Colpevoli. Ci sono voluti quasi 17 anni, ma c’è un punto fermo adesso. Il boss dei casalesi Bidognetti e il suo avvocato volevano minacciare lo scrittore Roberto Saviano e la giornalista Rosaria Capacchione. Un minuto, la presidente del collegio, Cristina Scipioni, legge la sentenza e l’autore di Gomorra cede: abbraccia il suo legale e scoppia in lacrime.

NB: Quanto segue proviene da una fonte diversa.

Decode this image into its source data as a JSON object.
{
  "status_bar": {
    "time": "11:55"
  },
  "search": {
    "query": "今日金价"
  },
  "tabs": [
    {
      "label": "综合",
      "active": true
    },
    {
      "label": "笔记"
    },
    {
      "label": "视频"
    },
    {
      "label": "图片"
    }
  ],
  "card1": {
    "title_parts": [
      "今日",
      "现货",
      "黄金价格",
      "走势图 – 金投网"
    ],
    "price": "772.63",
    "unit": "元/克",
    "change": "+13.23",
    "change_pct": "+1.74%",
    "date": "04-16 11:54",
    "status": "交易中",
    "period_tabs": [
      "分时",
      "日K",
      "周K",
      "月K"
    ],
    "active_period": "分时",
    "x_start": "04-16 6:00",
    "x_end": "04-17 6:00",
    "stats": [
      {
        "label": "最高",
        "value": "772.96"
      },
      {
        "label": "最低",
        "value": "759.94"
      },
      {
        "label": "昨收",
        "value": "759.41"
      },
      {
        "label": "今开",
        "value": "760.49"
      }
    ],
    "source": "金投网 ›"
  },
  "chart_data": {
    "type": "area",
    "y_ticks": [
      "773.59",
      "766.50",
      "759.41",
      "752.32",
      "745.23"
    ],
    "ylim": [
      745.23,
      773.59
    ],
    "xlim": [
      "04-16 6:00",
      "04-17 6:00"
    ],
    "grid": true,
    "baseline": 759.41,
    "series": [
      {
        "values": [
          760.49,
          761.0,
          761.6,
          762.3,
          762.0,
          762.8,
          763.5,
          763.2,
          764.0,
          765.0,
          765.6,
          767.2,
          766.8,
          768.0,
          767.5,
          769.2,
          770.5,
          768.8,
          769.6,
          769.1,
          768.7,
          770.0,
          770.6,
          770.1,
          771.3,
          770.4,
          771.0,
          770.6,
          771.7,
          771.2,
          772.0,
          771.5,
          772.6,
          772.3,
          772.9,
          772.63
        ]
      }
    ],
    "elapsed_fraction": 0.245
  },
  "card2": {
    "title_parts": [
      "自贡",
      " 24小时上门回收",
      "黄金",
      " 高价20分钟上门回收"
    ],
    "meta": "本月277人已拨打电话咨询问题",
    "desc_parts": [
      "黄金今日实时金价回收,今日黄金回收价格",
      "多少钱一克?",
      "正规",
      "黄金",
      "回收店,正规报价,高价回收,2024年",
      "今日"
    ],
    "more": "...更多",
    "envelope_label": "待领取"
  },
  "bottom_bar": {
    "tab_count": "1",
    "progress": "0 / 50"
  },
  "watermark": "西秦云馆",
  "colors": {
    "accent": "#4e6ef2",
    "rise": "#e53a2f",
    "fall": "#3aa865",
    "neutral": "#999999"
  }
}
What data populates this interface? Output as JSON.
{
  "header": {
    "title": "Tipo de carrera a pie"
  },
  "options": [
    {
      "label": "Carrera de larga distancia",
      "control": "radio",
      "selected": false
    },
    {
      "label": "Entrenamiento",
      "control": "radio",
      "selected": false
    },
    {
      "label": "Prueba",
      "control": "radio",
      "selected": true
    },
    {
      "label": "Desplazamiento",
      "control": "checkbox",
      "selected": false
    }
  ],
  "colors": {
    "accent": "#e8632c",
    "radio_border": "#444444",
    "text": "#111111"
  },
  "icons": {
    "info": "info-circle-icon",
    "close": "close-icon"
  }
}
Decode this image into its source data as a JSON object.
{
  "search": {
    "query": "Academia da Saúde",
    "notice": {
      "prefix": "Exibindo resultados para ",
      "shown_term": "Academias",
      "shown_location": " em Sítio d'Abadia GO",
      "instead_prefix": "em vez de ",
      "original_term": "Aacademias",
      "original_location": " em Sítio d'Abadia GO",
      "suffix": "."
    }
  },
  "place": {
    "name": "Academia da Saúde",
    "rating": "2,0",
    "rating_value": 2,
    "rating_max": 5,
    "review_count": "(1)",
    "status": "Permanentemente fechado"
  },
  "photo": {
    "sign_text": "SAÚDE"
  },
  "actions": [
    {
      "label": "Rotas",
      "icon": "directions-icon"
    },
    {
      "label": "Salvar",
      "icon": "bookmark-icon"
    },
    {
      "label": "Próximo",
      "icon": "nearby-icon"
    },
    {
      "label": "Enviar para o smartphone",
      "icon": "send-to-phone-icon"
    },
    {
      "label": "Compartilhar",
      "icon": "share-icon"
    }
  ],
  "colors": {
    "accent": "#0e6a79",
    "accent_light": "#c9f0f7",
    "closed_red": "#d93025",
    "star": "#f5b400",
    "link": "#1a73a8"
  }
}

Singhiozza lo scrittore appena la Corte d’appello di Roma conferma la sentenza di primo grado per Francesco Bidognetti (1 anno e mezzo) e per l’avvocato Michele Santonastaso, (1 anno e 2 mesi) accusati di aver intimidito quelle due firme autorevoli, una minaccia aggravata dal metodo mafioso.”La vittoria resta agli atti, ma la mia vita è stata maciullata, me l’hanno rubata e io non sono stato capace di gestire questa cosa. Ora il mio corpo dovrà essere presidiato, c’era chi per anni ha detto che non avevo bisogno della scorta”.
Confermata condanna a Bidognetti, che minacciò Saviano e Capacchione: lo scrittore in lacrime
Al centro di un processo durato troppo, la lettera di ricusazione dei giudici del maxi processo Spartacus, voluta dal capoclan e dal suo legale, che fu letta in aula il 13 marzo 2008.
”Sedici anni di processo non sono una vittoria per nessuno ma ho la dimostrazione che la camorra in un’aula di tribunale, pubblicamente ha dato la sua interpretazione: che è l’informazione a mettergli paura”, commenta Saviano, ancora provato.. “Ora abbiamo la prova ufficiale in questo secondo grado che dei boss con i loro avvocati firmarono un appello in cui – sottolinea Saviano – misero nel mirino chi raccontava il potere criminale. E non attaccarono la politica ma il giornalismo insinuando che avrebbero ritenuto i giornalisti, e fu fatto il mio nome e quello di Rosaria Capacchione, i responsabili delle loro condanne. Non era mai successo in un’aula del tribunale, in nessuna parte del mondo”.